Coronavirus, i numeri in chiaro. Il virologo Maga: «Non allentiamo le restrizioni: dobbiamo tenere duro per almeno altri due mesi»
Passato il Natale, e dopo il breve periodo di allentamento, domani, 31 dicembre, l’Italia torna in zona rossa. L’allerta continua a essere massima in vista di cenoni tra amici e parenti, nonostante le limitazioni imposte dal governo, e anche a seguito di un incremento dei nuovi contagi. Nelle ultime 24 ore i dati diffusi dalla Protezione civile hanno segnalato più di 16mila nuovi casi, a fronte, però, di 40mila tamponi in più rispetto al dato del giorno precedente. «A Natale abbiamo fatto pochissimi test, per questo abbiamo visto un calo nei giorni precedenti. Ma quello che dobbiamo continuare a valutare è il rapporto tra tamponi e contagi, un rapporto che rimane stabile», chiarisce a Open il direttore dell’istituto di Genetica Molecolare del CNR di Pavia, Giovanni Maga.
Professore, è già possibile osservare un effetto Natale sui nuovi dati giornalieri?
«È davvero difficile poter vedere adesso le conseguenze del periodo natalizio.

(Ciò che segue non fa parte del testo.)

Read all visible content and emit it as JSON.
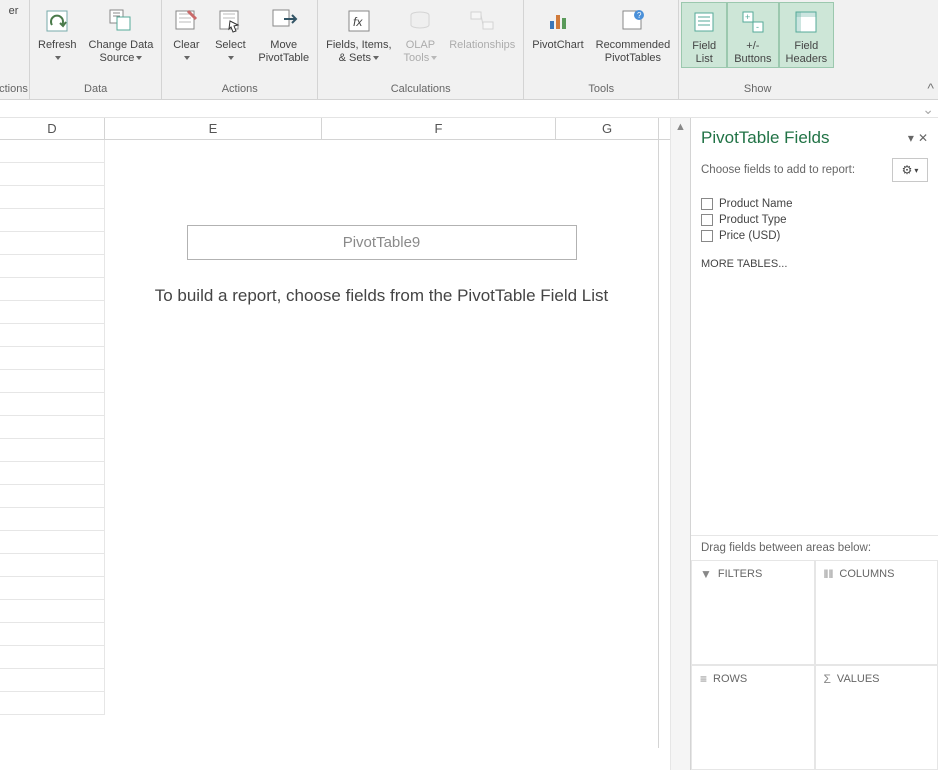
{
  "ribbon": {
    "partial_label": "ctions",
    "partial_hint": "er",
    "data": {
      "label": "Data",
      "refresh": "Refresh",
      "change_data_source": "Change Data\nSource"
    },
    "actions": {
      "label": "Actions",
      "clear": "Clear",
      "select": "Select",
      "move": "Move\nPivotTable"
    },
    "calculations": {
      "label": "Calculations",
      "fields_items_sets": "Fields, Items,\n& Sets",
      "olap_tools": "OLAP\nTools",
      "relationships": "Relationships"
    },
    "tools": {
      "label": "Tools",
      "pivotchart": "PivotChart",
      "recommended": "Recommended\nPivotTables"
    },
    "show": {
      "label": "Show",
      "field_list": "Field\nList",
      "plusminus": "+/-\nButtons",
      "field_headers": "Field\nHeaders"
    }
  },
  "columns": {
    "d": "D",
    "e": "E",
    "f": "F",
    "g": "G"
  },
  "pivot": {
    "name": "PivotTable9",
    "instructions": "To build a report, choose fields from the PivotTable Field List"
  },
  "task_pane": {
    "title": "PivotTable Fields",
    "choose_text": "Choose fields to add to report:",
    "fields": {
      "f1": "Product Name",
      "f2": "Product Type",
      "f3": "Price (USD)"
    },
    "more_tables": "MORE TABLES...",
    "drag_text": "Drag fields between areas below:",
    "areas": {
      "filters": "FILTERS",
      "columns": "COLUMNS",
      "rows": "ROWS",
      "values": "VALUES"
    }
  }
}
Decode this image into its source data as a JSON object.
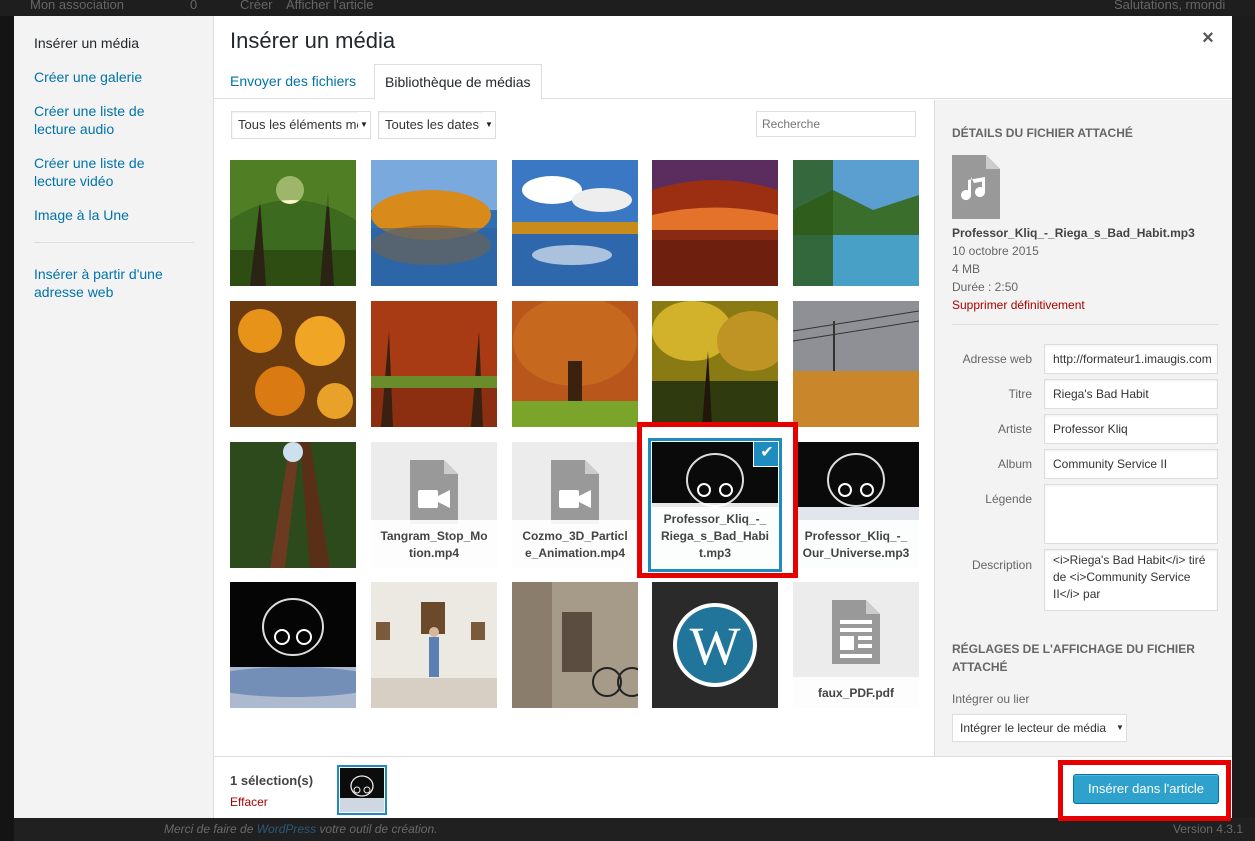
{
  "adminbar": {
    "site": "Mon association",
    "comments": "0",
    "new": "Créer",
    "view": "Afficher l'article",
    "greeting": "Salutations, rmondi"
  },
  "footer": {
    "thanks_prefix": "Merci de faire de ",
    "thanks_link": "WordPress",
    "thanks_suffix": " votre outil de création.",
    "version": "Version 4.3.1"
  },
  "menu": {
    "items": [
      {
        "label": "Insérer un média",
        "active": true
      },
      {
        "label": "Créer une galerie"
      },
      {
        "label": "Créer une liste de lecture audio"
      },
      {
        "label": "Créer une liste de lecture vidéo"
      },
      {
        "label": "Image à la Une"
      },
      {
        "label": "Insérer à partir d'une adresse web"
      }
    ]
  },
  "modal": {
    "title": "Insérer un média",
    "close": "×",
    "tabs": [
      {
        "label": "Envoyer des fichiers"
      },
      {
        "label": "Bibliothèque de médias",
        "active": true
      }
    ]
  },
  "filters": {
    "type": "Tous les éléments média",
    "date": "Toutes les dates",
    "search_placeholder": "Recherche"
  },
  "attachments": [
    {
      "kind": "image",
      "icon": "photo-forest-sun"
    },
    {
      "kind": "image",
      "icon": "photo-autumn-lake"
    },
    {
      "kind": "image",
      "icon": "photo-lake-sky"
    },
    {
      "kind": "image",
      "icon": "photo-arch-sunset"
    },
    {
      "kind": "image",
      "icon": "photo-mountain-lake"
    },
    {
      "kind": "image",
      "icon": "photo-orange-leaves"
    },
    {
      "kind": "image",
      "icon": "photo-autumn-park"
    },
    {
      "kind": "image",
      "icon": "photo-autumn-tree"
    },
    {
      "kind": "image",
      "icon": "photo-yellow-forest"
    },
    {
      "kind": "image",
      "icon": "photo-wheat-field"
    },
    {
      "kind": "image",
      "icon": "photo-redwoods"
    },
    {
      "kind": "video",
      "filename": "Tangram_Stop_Motion.mp4",
      "icon": "video-file-icon"
    },
    {
      "kind": "video",
      "filename": "Cozmo_3D_Particle_Animation.mp4",
      "icon": "video-file-icon"
    },
    {
      "kind": "audio",
      "filename": "Professor_Kliq_-_Riega_s_Bad_Habit.mp3",
      "selected": true,
      "icon": "headphones-art"
    },
    {
      "kind": "audio",
      "filename": "Professor_Kliq_-_Our_Universe.mp3",
      "icon": "headphones-art"
    },
    {
      "kind": "image",
      "icon": "photo-headphones-earth"
    },
    {
      "kind": "image",
      "icon": "photo-gallery-woman"
    },
    {
      "kind": "image",
      "icon": "photo-street-bicycle"
    },
    {
      "kind": "image",
      "icon": "wordpress-logo"
    },
    {
      "kind": "document",
      "filename": "faux_PDF.pdf",
      "icon": "document-file-icon"
    }
  ],
  "details": {
    "heading": "Détails du fichier attaché",
    "filename": "Professor_Kliq_-_Riega_s_Bad_Habit.mp3",
    "date": "10 octobre 2015",
    "size": "4 MB",
    "duration": "Durée : 2:50",
    "delete": "Supprimer définitivement",
    "fields": {
      "url": {
        "label": "Adresse web",
        "value": "http://formateur1.imaugis.com"
      },
      "title": {
        "label": "Titre",
        "value": "Riega's Bad Habit"
      },
      "artist": {
        "label": "Artiste",
        "value": "Professor Kliq"
      },
      "album": {
        "label": "Album",
        "value": "Community Service II"
      },
      "caption": {
        "label": "Légende",
        "value": ""
      },
      "description": {
        "label": "Description",
        "value": "<i>Riega's Bad Habit</i> tiré de <i>Community Service II</i> par"
      }
    },
    "display_heading": "Réglages de l'affichage du fichier attaché",
    "embed_label": "Intégrer ou lier",
    "embed_value": "Intégrer le lecteur de média"
  },
  "toolbar": {
    "count": "1 sélection(s)",
    "clear": "Effacer",
    "insert": "Insérer dans l'article"
  },
  "colors": {
    "accent": "#1e8cbe",
    "link": "#0073aa",
    "delete": "#a00",
    "primary_button": "#2ea2cc",
    "highlight": "#e60000"
  }
}
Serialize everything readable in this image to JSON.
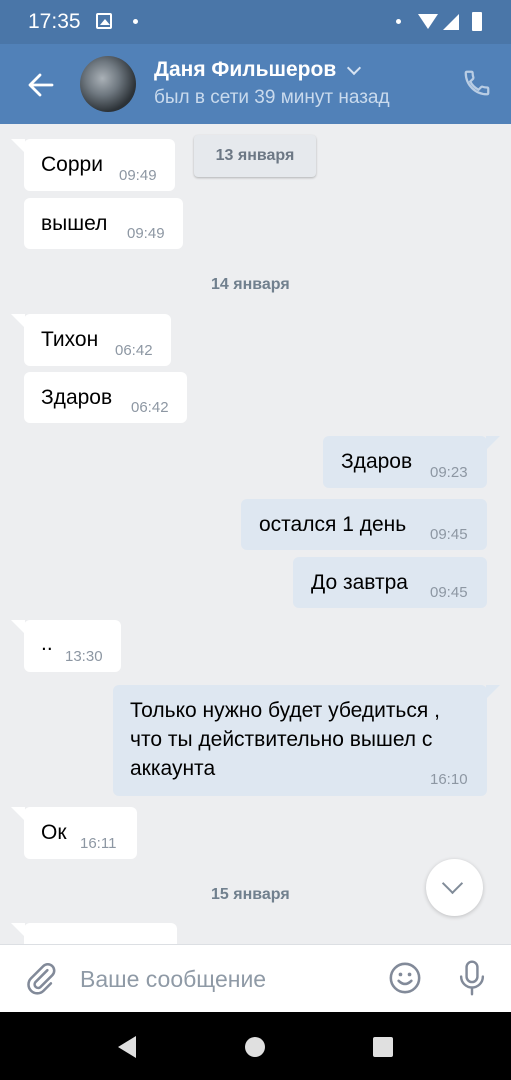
{
  "status_bar": {
    "time": "17:35",
    "icons": [
      "image-icon",
      "dot-icon",
      "wifi-icon",
      "signal-icon",
      "battery-icon"
    ]
  },
  "header": {
    "contact_name": "Даня Фильшеров",
    "contact_status": "был в сети 39 минут назад",
    "icons": [
      "back-arrow-icon",
      "chevron-down-icon",
      "phone-icon"
    ]
  },
  "chat": {
    "floating_date": "13 января",
    "dates": {
      "jan14": "14 января",
      "jan15": "15 января"
    },
    "messages": [
      {
        "dir": "in",
        "text": "Сорри",
        "time": "09:49"
      },
      {
        "dir": "in",
        "text": "вышел",
        "time": "09:49"
      },
      {
        "dir": "in",
        "text": "Тихон",
        "time": "06:42"
      },
      {
        "dir": "in",
        "text": "Здаров",
        "time": "06:42"
      },
      {
        "dir": "out",
        "text": "Здаров",
        "time": "09:23"
      },
      {
        "dir": "out",
        "text": "остался 1 день",
        "time": "09:45"
      },
      {
        "dir": "out",
        "text": "До завтра",
        "time": "09:45"
      },
      {
        "dir": "in",
        "text": "..",
        "time": "13:30"
      },
      {
        "dir": "out",
        "lines": [
          "Только нужно будет убедиться ,",
          "что ты действительно вышел с",
          "аккаунта"
        ],
        "time": "16:10"
      },
      {
        "dir": "in",
        "text": "Ок",
        "time": "16:11"
      }
    ]
  },
  "composer": {
    "placeholder": "Ваше сообщение",
    "icons": [
      "paperclip-icon",
      "emoji-icon",
      "microphone-icon"
    ]
  },
  "colors": {
    "header": "#5181b8",
    "status_bar": "#4a76a8",
    "outgoing_bubble": "#dee7f1",
    "background": "#edeef0"
  }
}
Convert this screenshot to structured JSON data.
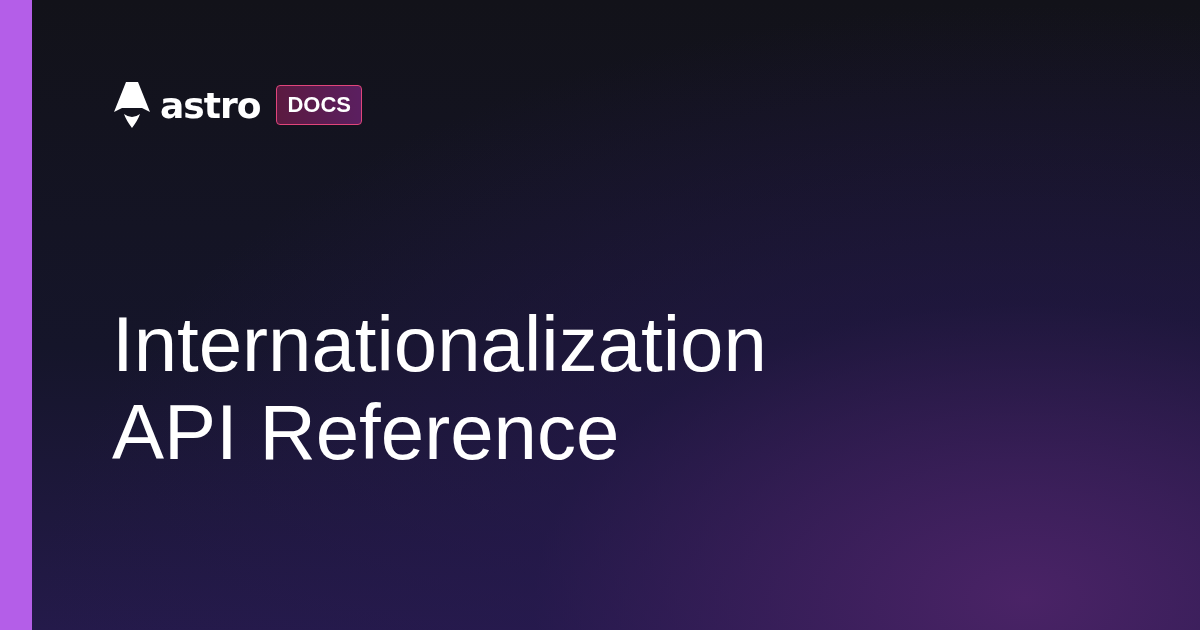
{
  "brand": {
    "wordmark": "astro",
    "badge": "DOCS"
  },
  "title": {
    "lines": [
      "Internationalization",
      "API Reference"
    ]
  }
}
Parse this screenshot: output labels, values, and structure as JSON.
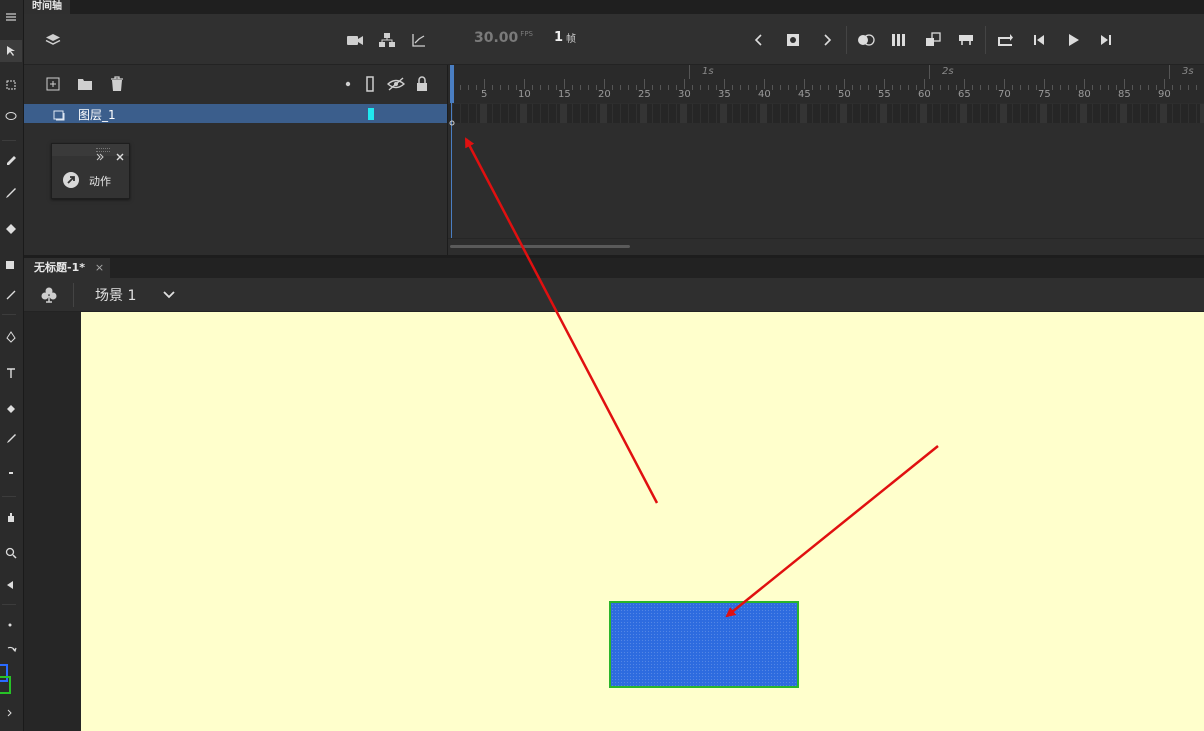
{
  "timeline": {
    "tab_label": "时间轴",
    "fps_value": "30.00",
    "fps_unit": "FPS",
    "current_frame": "1",
    "frame_unit": "帧",
    "second_marks": [
      "1s",
      "2s",
      "3s"
    ],
    "frame_ticks": [
      "5",
      "10",
      "15",
      "20",
      "25",
      "30",
      "35",
      "40",
      "45",
      "50",
      "55",
      "60",
      "65",
      "70",
      "75",
      "80",
      "85",
      "90"
    ],
    "layer": {
      "name": "图层_1",
      "color": "#20e8f0"
    }
  },
  "actions_panel": {
    "label": "动作"
  },
  "document": {
    "tab_title": "无标题-1*",
    "close_glyph": "×",
    "scene_label": "场景 1",
    "stage_color": "#ffffcc",
    "shape_fill": "#2d6bdf",
    "shape_stroke": "#2ab52a"
  },
  "annotations": {
    "arrow_color": "#e01010"
  }
}
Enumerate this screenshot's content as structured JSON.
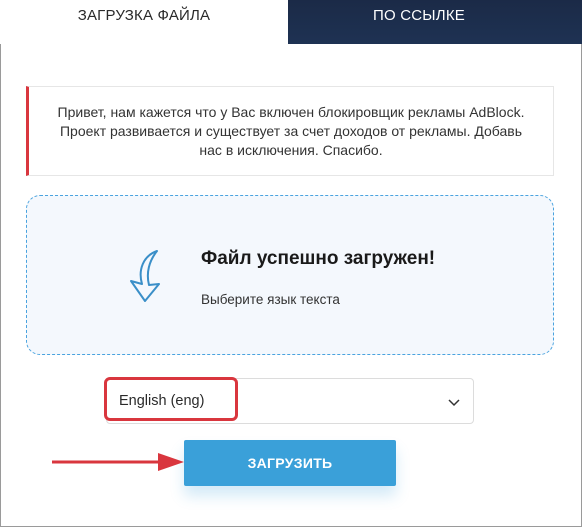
{
  "tabs": {
    "upload_label": "ЗАГРУЗКА ФАЙЛА",
    "link_label": "ПО ССЫЛКЕ"
  },
  "notice": {
    "line1": "Привет, нам кажется что у Вас включен блокировщик рекламы AdBlock.",
    "line2": "Проект развивается и существует за счет доходов от рекламы. Добавь",
    "line3": "нас в исключения. Спасибо."
  },
  "upload": {
    "title": "Файл успешно загружен!",
    "subtitle": "Выберите язык текста",
    "icon": "curved-arrow-down-icon"
  },
  "language_select": {
    "value": "English (eng)"
  },
  "submit": {
    "label": "ЗАГРУЗИТЬ"
  },
  "colors": {
    "accent": "#3aa0d9",
    "highlight": "#d9363e",
    "tab_dark": "#1e3253",
    "dropzone_bg": "#f4f8fd"
  }
}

Dovremmo aspettare almeno fino al 6 gennaio per fare una qualche valutazione. Quello che è chiaro è che la percentuale tra tamponi e test è rimasta pressoché invariata e continua a essere attorno al 25%».
Che cosa ci dice questo dato sulla circolazione del virus?
«Per il momento la diffusione dell’infezione è in una fase di stabilità. Le misure che abbiamo messo in campo hanno raggiunto il massimo effetto possibile. E se dovesse esserci un qualche rimbalzo natalizio spero che sia contenuto, visto che – a parte qualche giorno di grande movimento – mi sembra che nelle giornate di zona rossa le persone siano state tranquille. Tuttavia, tra ieri e oggi e si è visto parecchio movimento. L’aspetto poco favorevole è che il tasso di positività non scende più in modo significativo, e questo ci deve far pensare che se vogliamo dare una ulteriore spinta a un maggiore contenimento dell’infezione bisogna continuare con le restrizioni»
Suggerisce quindi di continuare anche nei prossimi mesi con la divisione dell’Italia a zone?
«La strategia di differenziazione sembra aver funzionato. Se guardiamo l’andamento regionale in termini di incremento percentuale c’è stato un miglioramento, ma ci sono ancora regioni che crescono in maniera significativa. Tra queste il Veneto, l’Emilia Romagna e la Puglia, dove vediamo aumenti su base settimanale superiori al 5%: il doppio rispetto alle altre Regioni. E’ necessario mantenere la stretta, compatibilmente con la sofferenza dell’economia. Fino alla fine di febbraio siamo in un periodo ancora rischioso, ci troviamo in una stagione favorevole a una ripresa del virus. Ma con la primavera le cose potrebbero migliorare: dobbiamo tenere duro ancora per un paio di mesi».
Che cosa ci dicono invece i dati sulle terapie intensive scese sotto il livello di allerta?
«Con questi numeri possiamo dire che il sistema sanitario sta reggendo bene. Sta diminuendo anche la platea delle persone che hanno contratto il virus. Il problema è fare in modo che la situazione continui a rimanere stabile e a migliorare. Non penserei ad alleggerimenti importanti delle misure di contenimento, con il rischio di avere rimbalzi a gennaio e con interventi che poi dovrebbero essere più pesanti».
Oggi, 30 dicembre, sono iniziate le vaccinazioni di massa. Le dosi distribuite sono finora oltre 8mila. È un piano troppo lento?
«Il rifornimento di dosi sembra in realtà andare come da programma e dovremmo rapidamente essere in grado di raggiungere una copertura importante. L’elemento di incertezza sull’approvazione del vaccino di AstraZeneca crea sicuramente qualche intoppo. Ma vista la decisione del Regno Unito di dare il via libera al suo utilizzo, presto potrebbe seguire anche l’Ema facilitando così la nostra campagna di vaccinale. Per avere una buona copertura bisognerà aspettare fino alla fine del primo semestre del 2021 quando dovremmo aver raggiunto 15-20 milioni. Fino ad allora continueremo a indossare la mascherina e a fare molta attenzione al distanziamento».